WISD head apologizes for Jan. 8 transportation issue

Lack of drivers led to school closures

Washtenaw Intermediate School District Superintendent Scott Menzel apologized to the Ann Arbor School District community for the fact that WISD was unable to provide bus transportation on Jan. 8, which led to the cancelation of Ann Arbor and Ypsilanti public schools that day.

Bus drivers had until 6 a.m. to report an absence, Menzel said, adding that it had never before been a problem. But that morning in Ann Arbor, 24 drivers and monitors were absent. For Ann Arbor service, four drivers and 10 monitors called off in the morning as well as 10 substitute drivers leaving WISD unable to cover all AASP routes.

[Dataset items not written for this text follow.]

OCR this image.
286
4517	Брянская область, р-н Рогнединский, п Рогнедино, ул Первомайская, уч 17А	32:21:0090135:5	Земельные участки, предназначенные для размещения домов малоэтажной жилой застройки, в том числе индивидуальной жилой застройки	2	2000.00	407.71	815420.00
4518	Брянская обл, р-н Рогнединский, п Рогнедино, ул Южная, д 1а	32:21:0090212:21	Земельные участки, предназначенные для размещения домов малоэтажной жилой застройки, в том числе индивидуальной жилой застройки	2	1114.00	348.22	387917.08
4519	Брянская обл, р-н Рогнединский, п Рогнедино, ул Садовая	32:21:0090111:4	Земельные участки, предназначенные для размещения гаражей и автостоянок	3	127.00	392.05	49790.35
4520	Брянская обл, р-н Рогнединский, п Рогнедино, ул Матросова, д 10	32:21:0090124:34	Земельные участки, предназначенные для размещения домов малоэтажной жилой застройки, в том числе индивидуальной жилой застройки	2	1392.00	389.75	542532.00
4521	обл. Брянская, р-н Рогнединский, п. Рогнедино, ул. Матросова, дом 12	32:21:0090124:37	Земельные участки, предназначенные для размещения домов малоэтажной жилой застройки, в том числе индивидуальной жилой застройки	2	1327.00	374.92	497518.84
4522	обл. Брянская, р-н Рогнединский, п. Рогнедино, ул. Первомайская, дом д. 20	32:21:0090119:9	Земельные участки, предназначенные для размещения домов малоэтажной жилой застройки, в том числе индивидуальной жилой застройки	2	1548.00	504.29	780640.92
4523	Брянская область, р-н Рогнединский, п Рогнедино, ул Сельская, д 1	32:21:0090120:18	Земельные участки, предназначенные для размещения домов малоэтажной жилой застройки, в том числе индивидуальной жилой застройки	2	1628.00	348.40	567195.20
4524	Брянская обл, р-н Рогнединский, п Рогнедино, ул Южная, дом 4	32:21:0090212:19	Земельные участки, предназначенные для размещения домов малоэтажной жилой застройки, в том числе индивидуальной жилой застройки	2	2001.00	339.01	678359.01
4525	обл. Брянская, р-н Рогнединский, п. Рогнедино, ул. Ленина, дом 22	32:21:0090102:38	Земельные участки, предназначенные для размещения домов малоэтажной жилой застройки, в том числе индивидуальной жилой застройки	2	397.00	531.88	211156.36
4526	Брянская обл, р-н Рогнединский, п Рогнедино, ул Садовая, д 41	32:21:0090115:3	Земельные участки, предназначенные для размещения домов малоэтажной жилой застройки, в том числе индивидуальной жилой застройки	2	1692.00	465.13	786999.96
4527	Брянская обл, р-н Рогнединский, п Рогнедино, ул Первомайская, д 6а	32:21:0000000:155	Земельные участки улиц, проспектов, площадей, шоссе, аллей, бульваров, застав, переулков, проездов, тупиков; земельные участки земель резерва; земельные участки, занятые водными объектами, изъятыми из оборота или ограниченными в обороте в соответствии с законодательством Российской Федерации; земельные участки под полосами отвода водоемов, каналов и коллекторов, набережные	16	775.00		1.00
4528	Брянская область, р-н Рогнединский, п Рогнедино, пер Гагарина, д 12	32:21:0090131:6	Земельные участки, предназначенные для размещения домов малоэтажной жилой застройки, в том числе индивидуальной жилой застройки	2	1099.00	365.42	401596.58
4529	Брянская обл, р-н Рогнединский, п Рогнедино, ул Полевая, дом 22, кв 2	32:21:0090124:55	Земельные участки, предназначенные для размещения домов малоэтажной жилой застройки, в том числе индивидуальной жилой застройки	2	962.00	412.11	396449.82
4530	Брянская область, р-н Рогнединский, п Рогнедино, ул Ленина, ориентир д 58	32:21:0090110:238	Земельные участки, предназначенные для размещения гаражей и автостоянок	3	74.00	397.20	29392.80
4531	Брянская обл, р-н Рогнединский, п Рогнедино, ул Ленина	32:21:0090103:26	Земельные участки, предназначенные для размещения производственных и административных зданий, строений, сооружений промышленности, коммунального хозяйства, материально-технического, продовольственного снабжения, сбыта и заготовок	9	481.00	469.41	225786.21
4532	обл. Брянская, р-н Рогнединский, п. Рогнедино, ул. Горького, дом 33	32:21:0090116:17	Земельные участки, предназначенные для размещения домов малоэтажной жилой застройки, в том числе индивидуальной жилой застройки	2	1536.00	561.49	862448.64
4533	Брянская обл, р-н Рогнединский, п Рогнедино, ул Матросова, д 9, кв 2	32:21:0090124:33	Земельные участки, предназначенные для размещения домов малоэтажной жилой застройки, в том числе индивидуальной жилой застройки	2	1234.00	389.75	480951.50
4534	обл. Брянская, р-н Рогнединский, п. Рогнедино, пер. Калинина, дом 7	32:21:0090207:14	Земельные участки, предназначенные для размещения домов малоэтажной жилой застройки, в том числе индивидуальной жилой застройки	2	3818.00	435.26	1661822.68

“Normally, we’ve got really good supervisory staff who know how to move routes around and make adjustments so that if we have call-ins, we can still deliver the transportation services,” Menzel said at Wednesday’s AAPS Board of Education meeting. “We just did not have adequate time on a day that was extraordinarily cold. And we do not want to risk students’ safety and well being because a bus might be late, or someone might not recognize what the changes in the routes were. I think the district made the right decision in terms of cancelling school in order to insure students’ safety and well being.”

WISD Scott Menzel listens to concerns about transportation issues at Wednesday's Board of Education meeting.
WISD Superintendent Scott Menzel listens to concerns about transportation issues at Wednesday’s Board of Education meeting.

The call-in time for driver absences has since been moved to 5:15 a.m., which will allow more time for adjustments to be made for absences.

AAPS did not learn about the problem at WISD that morning until 5:49 a.m., and that late notice in turn led to a difficult situation for district parents, students, and staff, some of whom had already prepared for or were headed toward school by the time they were alerted.

Menzel said there were unfounded rumors about what why there were so many absences, including a possible concerted job action on the part of drivers, as well as drivers unhappy about holiday pay.

He said inaccurate reporting by Channel 4 further confused the public.

Menzel and his transportation staff tracked down the reason for the absences, and found them legitimate. Some had planned time off. Some were sick at a time when Washtenaw County had high incidents of the flu. Some couldn’t get their cars to start. And others didn’t have childcare for their children attending districts that had called off classes that day.

He said only four employees expressed concern about holiday pay.

On an average day, there are seven absences. The next day, 10 called off.

WISD is in its final year of a five-year contract to provide transportation for AAPS, and Menzel said it would have been counter-intuitive for the drivers to take a concerted job action at this late point in the contract.

“This really does appear to be a singular incident, one that was unanticipated and never experienced before, but one that we are now better prepared to respond to should it ever happen again.”

He said drivers have an extraordinarily difficult job, especially in Michigan winters, and applauded the work of drivers, monitors, mechanics, and others.

After apologizing for not having enough workers to provide transportation on Jan. 8, Menzel added that he’s happy that has not been an issue since, and that he’s confident WISD will be able to continue that service.

Trustees thanked Menzel for coming, and acknowledged the tough work of drivers, but expressed some concerns.

Trustee Christine Stead said she hopes that the district is not charged for transportation that day, and stressed the importance of keeping kids in schools.

When trustees Andy Thomas and Susan Baskett delved into WISD’s contingency plan that would prevent a reoccurrence of Jan. 8, Menzel explained that he is constantly recruiting for new drivers and subs, and said the improving economy has meant some drivers found jobs with better hours, while some moved on to better paying jobs as drivers at Ann Arbor Transportation Authority or Con-way Freight.

He said WISD can normally handle absences, but 24 was simply too many. And even that might have been manageable if he had an extra hour that morning to make accommodations, he said.

When Trustee Simone Lightfoot expressed some frustration with the way WISD has at times handled transportation at times, Menzel said that no matter what AAPS decides to do next with transportation, his goal is to successfully complete the year.

If WISD does in fact cancel transportation in the future, the AAPS contingency plan is to send out a message to parents saying simply that school is open, but transportation will be provided only to students who receive special education transportation services. AAPS is asking our schools to work with their PTOs and help our neighbors to get students to school.

It has been the practice of the Ann Arbor Public Schools to inform families and staff by 6:00 a.m. if school is to be closed for the day.  This time frame is followed so that staff, students, and parents are informed before it is time to leave for school or work. Many of the high schools students and staff leave their homes by 6am to catch the school bus or begin their commute to school.

On school days when temperature and/or wind chills are at or below -20ºF (20 below zero), the Ann Arbor Public Schools will be closed.

Our top priority is the safety of our students and staff. Being outside when the wind chill is at this level can cause frostbite in less than 15 minutes.